Aber erst Monate später bin ich draufgekommen, dass ich durch das Trauma den Geschmacks- und den Geruchssinn verloren hab. Eigentlich hat’s meine damalige Freundin bemerkt, weil ich das Essen extrem gewürzt hab und mit viel zu viel Parfüm herumgelaufen bin.

Sollte ich Corona kriegen, würde ich jedenfalls nicht merken, dass ich nichts mehr schmecke und rieche. Das geht ja jetzt vielen so, aber bei den meisten geht’s schnell vorüber. Ich hab auch wieder Hoffnung geschöpft, seit circa einem Jahr rieche ich vor allem wieder etwas mehr. Der erste Geruch, den ich wieder wahrgenommen hab, war Kokos. Meine Freundin hat ein Raffaello genascht, ich hab das nicht gesehen, aber ich hab es gerochen – und mich irrsinnig darüber gefreut. Jetzt hab ich sogar ein Duschgel mit Kokosduft.
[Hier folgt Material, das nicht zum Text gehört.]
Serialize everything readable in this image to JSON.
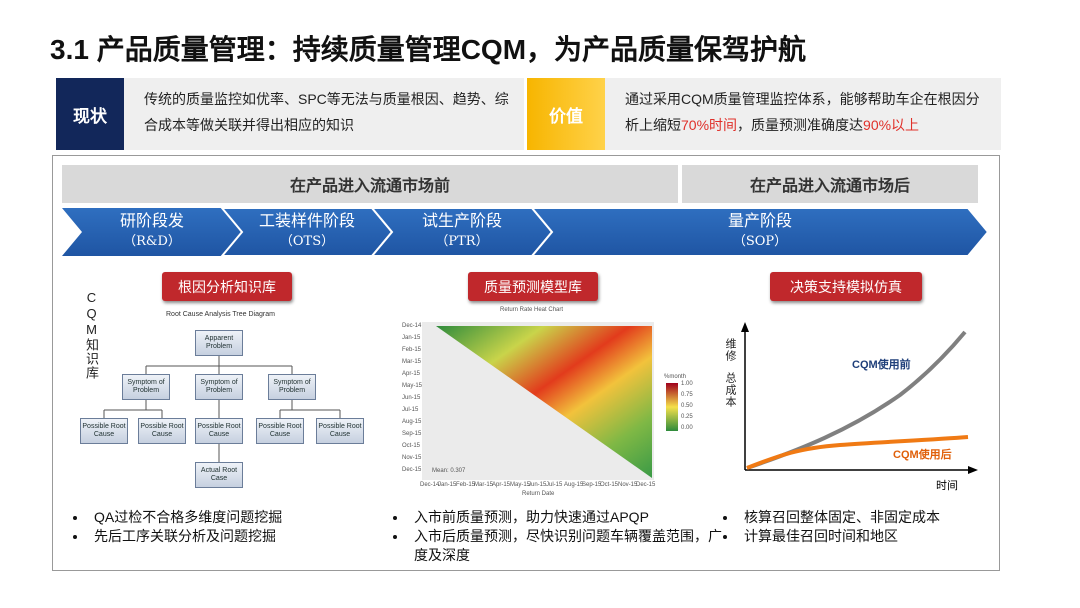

Beim Essen erkenne ich maximal in Ansätzen, ob etwas süß oder scharf oder salzig ist. Und doch ernähre ich mich, seit ich kein aktiver Sportler mehr bin, also eigentlich, seit ich kaum mehr etwas schmecken kann, viel besser als vorher. Obwohl ich mehr esse, hab ich immer noch das gleiche Gewicht. Essen ist kein Stress mehr für mich. Früher gab’s immer das Thema, dass ich zu schwer bin, um gut zu springen, und ich hatte immer ein schlechtes Gewissen, wenn ich zu viel gegessen habe.

Vor seinem Trauma hatte Diethart als Skispringer ein anderes Problem: er musste darauf achten, nicht zuzulegen.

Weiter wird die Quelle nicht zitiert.